Die verehelichte W.... r., geborne B......s.

Es ist Schade, wenn man diese junge, niedliche Person betrachtet, dass sie eine so schlechte Erziehung genossen bat, dass sie — bei anscheinend ganz guten Gemütsanlagen — der Prostitution und dem Verbrechen zugleich verfiel. Sie ist ein uneheliches Kind und ward als solches von ihrem Stiefvater und ihrer Mutter von Kindheit an vernachlässigt. Überhaupt scheint sie auch im häuslichen Wesen nicht viel Gutes gesehen zu haben und soll von ihrer eigenen Mutter zum Stehlen verleitet worden sein. Wenigstens wird, nach ihrer spätern Verlobung mit ihrem jetzigen Manne, W., eine Äußerung von ihr erzählt, die sie bei einem Wortwechsel gegen ihre Mutter gemacht haben soll und welche für meine Behauptung spricht. Sie soll nämlich ihrer Mutter ins Gesicht die Weigerung erklärt haben, mit ihr stehlen zu gehen, mit dem Zusatz: wenn sie dies wolle, so würde sie es in Zukunft für sich und ihren Bräutigam tun. Es konnte nicht ausbleiben, dass üble Bekanntschaft, die sie bei Gelegenheit einer Kriminaluntersuchung im Gefängnis machte, sie zur Prostitution verführte. Jedoch hat sie sich immer moderat gehalten und scheint mehr durch sinnliche Antriebe bestimmt worden zu sein. Nach ihrer Verheiratung hat sie allerdings die Prostitution einstellen müssen. Ihr Mann ist Taschendieb. Er gehört mit zu der Klasse jener feinen Taschendiebe, jener Dandys, Elegants und Gentlemans unter den Spitzbuben, die im feinen Spanier, Wellington oder Phantasiefrack, mit Polkahut oder Rongemütze, goldener Uhr und Kette einhergehen und namentlich das Theater, die Ausstellungen, die Museen, die Perrons der Eisenbahnen, überhaupt die Orte, wo anständige Fremde anzutreffen sind, besuchen. Denn der Berliner ist schon durch Schaden gewitzigt, er trägt keine Börsen und Brieftaschen im Schoß des Rocks. W. hat sich, wie seine Kollegen R., C. u. a. verheiratet und eine anständige Wirtschaft vom Verdienst seiner Hände eingerichtet. Doch scheint neuerdings das Schicksal den Taschendieben nicht hold zu sein, denn viele derselben sind — durch die große Aufmerksamkeit des im vorigen Jahre und früher so arg geplünderten Publikums — vor Kurzem in flagranti ergriffen und ziemlich streng bestraft worden.

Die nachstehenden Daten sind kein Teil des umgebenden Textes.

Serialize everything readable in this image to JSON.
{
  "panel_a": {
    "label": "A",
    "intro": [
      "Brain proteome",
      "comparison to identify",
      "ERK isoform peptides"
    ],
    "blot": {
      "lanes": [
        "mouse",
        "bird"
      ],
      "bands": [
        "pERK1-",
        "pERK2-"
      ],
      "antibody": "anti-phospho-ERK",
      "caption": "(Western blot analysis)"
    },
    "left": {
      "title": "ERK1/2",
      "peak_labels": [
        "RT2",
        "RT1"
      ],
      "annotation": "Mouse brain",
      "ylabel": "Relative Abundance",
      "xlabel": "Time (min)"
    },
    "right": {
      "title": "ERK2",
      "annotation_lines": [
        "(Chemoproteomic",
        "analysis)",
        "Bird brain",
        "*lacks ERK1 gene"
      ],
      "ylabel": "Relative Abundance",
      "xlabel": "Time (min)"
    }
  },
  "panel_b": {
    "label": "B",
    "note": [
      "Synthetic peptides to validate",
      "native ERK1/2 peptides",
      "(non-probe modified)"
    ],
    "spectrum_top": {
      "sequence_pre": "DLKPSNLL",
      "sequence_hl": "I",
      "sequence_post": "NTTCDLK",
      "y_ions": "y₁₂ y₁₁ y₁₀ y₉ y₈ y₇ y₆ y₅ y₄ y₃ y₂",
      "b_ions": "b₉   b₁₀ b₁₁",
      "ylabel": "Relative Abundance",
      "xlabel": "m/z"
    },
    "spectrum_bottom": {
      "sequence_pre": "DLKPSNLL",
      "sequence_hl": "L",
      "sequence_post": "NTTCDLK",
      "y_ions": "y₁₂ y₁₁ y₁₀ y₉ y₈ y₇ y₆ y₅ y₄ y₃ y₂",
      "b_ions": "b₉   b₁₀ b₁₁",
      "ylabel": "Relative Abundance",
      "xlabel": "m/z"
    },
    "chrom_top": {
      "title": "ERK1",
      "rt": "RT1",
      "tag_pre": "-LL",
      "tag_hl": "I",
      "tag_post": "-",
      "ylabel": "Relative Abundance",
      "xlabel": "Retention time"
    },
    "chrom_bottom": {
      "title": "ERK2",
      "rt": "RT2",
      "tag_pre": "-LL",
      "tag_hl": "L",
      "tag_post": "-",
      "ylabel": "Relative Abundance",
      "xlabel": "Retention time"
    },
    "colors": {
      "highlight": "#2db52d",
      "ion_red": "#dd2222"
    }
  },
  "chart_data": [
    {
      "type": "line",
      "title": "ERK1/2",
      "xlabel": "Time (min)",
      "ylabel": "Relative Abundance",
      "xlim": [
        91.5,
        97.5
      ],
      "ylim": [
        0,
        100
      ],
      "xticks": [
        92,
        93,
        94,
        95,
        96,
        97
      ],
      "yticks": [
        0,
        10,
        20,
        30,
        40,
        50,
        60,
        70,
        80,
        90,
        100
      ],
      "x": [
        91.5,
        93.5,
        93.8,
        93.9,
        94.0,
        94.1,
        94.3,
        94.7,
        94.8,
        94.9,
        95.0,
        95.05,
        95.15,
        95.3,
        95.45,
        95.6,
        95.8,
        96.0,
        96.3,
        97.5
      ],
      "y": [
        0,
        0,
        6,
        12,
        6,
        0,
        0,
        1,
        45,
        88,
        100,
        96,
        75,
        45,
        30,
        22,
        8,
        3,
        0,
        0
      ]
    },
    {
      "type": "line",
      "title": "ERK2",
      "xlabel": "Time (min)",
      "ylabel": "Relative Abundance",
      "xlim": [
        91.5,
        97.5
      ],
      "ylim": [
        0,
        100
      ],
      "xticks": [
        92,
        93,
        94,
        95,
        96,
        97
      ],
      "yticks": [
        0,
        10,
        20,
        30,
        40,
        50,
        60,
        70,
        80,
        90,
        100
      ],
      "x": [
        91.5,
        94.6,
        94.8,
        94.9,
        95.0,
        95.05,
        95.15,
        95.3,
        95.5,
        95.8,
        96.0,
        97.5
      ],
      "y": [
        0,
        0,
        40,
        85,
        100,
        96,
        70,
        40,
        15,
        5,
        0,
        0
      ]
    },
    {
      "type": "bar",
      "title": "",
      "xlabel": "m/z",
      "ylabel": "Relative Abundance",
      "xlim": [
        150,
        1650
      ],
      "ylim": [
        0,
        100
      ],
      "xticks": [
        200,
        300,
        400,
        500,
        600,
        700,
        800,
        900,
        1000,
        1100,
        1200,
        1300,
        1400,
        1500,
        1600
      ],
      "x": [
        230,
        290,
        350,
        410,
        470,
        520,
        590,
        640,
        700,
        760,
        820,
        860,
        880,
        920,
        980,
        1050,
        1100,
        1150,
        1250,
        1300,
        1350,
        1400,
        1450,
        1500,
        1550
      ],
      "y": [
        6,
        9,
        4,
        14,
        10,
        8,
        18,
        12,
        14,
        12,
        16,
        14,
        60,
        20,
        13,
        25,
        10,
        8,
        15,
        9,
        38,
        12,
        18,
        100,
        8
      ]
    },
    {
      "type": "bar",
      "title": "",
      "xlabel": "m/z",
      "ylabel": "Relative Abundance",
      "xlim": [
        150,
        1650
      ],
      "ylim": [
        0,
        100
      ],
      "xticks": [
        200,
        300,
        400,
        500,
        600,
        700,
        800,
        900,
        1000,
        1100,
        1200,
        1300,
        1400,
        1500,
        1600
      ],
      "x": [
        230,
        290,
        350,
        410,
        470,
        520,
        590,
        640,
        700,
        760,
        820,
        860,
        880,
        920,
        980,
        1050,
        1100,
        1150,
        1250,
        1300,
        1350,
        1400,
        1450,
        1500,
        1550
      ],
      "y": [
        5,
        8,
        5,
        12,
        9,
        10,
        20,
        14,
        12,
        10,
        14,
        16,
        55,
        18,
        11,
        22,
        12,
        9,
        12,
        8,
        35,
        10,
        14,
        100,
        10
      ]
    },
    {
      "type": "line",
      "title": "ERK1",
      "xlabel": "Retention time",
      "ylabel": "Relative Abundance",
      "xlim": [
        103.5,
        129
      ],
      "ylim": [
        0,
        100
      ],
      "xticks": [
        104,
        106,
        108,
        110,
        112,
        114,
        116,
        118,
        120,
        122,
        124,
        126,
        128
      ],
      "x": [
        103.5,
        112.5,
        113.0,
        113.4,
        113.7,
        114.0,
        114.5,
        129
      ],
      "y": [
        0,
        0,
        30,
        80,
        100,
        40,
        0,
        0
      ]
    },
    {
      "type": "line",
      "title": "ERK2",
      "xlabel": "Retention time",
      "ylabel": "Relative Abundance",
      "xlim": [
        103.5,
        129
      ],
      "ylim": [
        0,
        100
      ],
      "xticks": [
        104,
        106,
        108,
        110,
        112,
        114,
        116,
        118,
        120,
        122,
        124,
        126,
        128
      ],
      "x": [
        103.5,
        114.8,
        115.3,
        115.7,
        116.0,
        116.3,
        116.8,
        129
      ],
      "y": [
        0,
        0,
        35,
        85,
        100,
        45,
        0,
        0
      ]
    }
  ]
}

Die W. soll ihrem Manne bei seinen Taschenexpeditionen helfend zur Seite stehen und man versichert sogar, dass sie selbst auf dergleichen Geschäfte — wie es der Taschendieb nennt — ausgeht, eine Seltenheit bei Frauenspersonen, die in der Regel den Laden- und Budendiebstahl mehr exerzieren. Doch besitzt Berlin mehrere gewandte Taschendiebinnen unter den Prostituierten, — ich will nur an die Pl.....g erinnern. W. ist bereits bestraft und wegen einer Reise nach Potsdam, wo er mit den Taschendieben N: und F. bei einer Theatervorstellung im neuen Palais verhaftet ward, im vorigen Jahre im Arbeitshause gewesen. Neuerlich hat man ihn aus einer Kirche arretiert, in welcher einen Sonntag vorher ein bedeutender Taschendiebstahl vorgefallen war. Es ist die Frage, ob man Jemanden, welcher wegen Taschendiebstahls bestraft ist, — auf die subjektive Überzeugung hin, dass er die Kirche in diebischer Absicht besuche, — von dort arretieren darf? Nach meinem Erachten mag man auf ihn aufpassen, ohne dass die Andacht gestört wird, aber herausholen aus dem Gotteshause, aus dem Asyl der Kirche, auf Meinungen hin, darf man gewiss nicht. Welch ein ungeheurer Widerspruch! In den Zuchthäusern werden die Sträflinge fast zum Besuch der Kirchen gezwungen und die Polizei straft einen Observaten mit Arbeitshaus, welcher freiwillig in die Kirche gegangen ist!